Our study comparing PCOS women to controls, had a much lower threshold for FNPO (12) and for OV (6.15C M3). Chen et al. (9) compared 432 PCOS (NIH criteria) women with 153 age-matched controls. High-resolution trans-vaginal/ trans-rectal scans were performed in early follicular phase. They concluded that both FNPO and OV have satisfactory power for use in the diagnosis of PCOS. Cut- offs of 10 for mean FNPO and 6.4 cm³ for mean OV, obtained the best compromise between sensitivity and specificity for diagnosis of PCOS in Chinese women. Han et al. (19) studied 272 Korean women, newly diagnosed with PCOS (Rotterdam). Trans-vaginal or trans-rectal scans with 7MZs transducer were performed. They reported mean OV of 7.9 cm³ and 6.7 cm³ (Right and left ovary), mean FNPO of 14.2, and 13.8 (Right and left ovary), respectively. They concluded that in Korean nulliparous women with PCOS, OV was smaller than that in other ethnic groups.
Kosus et al. (10), studying 251 newly diagnosed PCOS women (AE-PCOS society criteria, using both chemical and biochemical criteria) and 65 controls, reported a much lower threshold for diagnosis of PCOS. Mean OV of 12.5 cm³±8.1 and 5.4 cm³±1.8 cm³ and FNPO of 9.8±2.8 and 5±1.5 in PCOS and controls were reported respectively. Cut-off for diagnosis as determined by ROC analysis was 6.43 cm³ and 8 for OV and FNPO with high sensitivity and specificity. Another Turkish study with 132 PCOS and 75 controls concluded that the optimum threshold of ovarian volume to distinguish PCOS from normal women and the mean OV in Turkish PCOS patients remains beneath the criteria by Rotterdam (20).
In 2009, Lam et al. (21) from China published 3D USG features of Chinese women with PCOS. They studied extensively 3D and 2D scan variables similar to our study. This study also compared Chinese women with previous data on Caucasian women with PCOS (22).

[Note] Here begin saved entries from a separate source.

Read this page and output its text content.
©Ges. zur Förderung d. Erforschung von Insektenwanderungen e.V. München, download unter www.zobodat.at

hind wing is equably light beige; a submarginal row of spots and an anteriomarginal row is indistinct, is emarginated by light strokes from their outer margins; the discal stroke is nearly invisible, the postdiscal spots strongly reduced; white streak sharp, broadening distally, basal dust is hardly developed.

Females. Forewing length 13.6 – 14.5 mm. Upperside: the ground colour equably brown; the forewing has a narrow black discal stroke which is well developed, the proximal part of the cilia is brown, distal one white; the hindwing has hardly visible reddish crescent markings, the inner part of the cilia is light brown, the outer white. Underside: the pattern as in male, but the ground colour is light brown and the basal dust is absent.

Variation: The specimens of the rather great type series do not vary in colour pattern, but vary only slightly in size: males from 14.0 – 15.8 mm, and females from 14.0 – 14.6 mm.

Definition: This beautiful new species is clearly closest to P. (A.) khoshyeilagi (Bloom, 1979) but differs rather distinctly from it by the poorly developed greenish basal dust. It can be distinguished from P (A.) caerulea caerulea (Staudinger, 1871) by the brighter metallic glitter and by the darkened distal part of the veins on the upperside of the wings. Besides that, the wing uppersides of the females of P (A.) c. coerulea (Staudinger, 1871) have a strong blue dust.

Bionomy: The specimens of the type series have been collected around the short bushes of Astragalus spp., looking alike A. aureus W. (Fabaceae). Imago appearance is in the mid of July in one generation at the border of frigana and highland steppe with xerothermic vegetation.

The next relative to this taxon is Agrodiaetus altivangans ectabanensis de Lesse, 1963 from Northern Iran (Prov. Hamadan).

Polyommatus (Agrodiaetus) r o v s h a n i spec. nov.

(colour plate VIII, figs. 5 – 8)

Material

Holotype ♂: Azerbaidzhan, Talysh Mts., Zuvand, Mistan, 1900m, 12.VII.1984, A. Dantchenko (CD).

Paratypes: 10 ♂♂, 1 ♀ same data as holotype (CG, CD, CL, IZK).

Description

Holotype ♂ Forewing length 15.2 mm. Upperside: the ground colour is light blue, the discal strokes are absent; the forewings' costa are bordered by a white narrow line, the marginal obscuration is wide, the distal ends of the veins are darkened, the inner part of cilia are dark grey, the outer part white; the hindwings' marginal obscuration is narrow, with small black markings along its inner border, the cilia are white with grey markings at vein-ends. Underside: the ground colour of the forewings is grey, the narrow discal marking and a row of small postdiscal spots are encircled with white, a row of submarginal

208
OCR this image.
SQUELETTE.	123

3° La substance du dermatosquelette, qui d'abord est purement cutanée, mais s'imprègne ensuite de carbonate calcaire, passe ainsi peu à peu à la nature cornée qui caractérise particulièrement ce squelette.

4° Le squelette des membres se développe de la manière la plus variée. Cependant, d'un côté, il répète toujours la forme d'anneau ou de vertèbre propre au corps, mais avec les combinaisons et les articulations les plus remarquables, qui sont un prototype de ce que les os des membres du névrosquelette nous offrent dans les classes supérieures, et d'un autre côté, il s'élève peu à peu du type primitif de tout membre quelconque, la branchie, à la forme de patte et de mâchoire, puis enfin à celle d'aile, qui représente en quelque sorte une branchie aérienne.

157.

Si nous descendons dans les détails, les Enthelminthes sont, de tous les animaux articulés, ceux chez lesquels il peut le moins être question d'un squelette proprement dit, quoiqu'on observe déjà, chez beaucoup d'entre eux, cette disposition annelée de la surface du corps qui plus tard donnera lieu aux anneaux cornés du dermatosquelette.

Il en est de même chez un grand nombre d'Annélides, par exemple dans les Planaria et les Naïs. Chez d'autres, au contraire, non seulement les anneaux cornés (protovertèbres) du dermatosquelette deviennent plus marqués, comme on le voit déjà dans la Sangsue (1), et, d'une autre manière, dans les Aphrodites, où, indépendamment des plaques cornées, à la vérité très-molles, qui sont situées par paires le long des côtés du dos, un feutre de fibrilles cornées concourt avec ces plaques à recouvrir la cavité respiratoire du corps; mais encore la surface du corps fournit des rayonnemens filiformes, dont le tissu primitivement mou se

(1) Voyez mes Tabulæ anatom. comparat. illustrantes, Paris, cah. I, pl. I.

The strength of our study is having a very detailed 2D and 3D sonography of the ovaries using advanced software. The major limitations are small sample size of PCOS and control women. More research is needed to understand the racial differences in PCOM (If any). Since India has a highly heterogeneous population, data should be collected from all parts of the country with a much larger sample size.
Sonographic assessment of the ovaries is important for the diagnosis of PCOS. Currently, controversies exist for the definition of polycystic ovarian morphology. It seems racial and ethnic differences should be investigated more in further research. Our study manifested that 2D and 3D scans are equally accurate in assessment of ovarian morphology. FNPO has better diagnostic accuracy compared to OV. There appears to be ethnic and racial differences when defining cut-offs for diagnosis of PCOS based on ovarian morphology. Asian Indian women have a much lower FNPO compared to Caucasian women.
Conflict of Interest
We declare that we have no competing interests. Financial grant: None.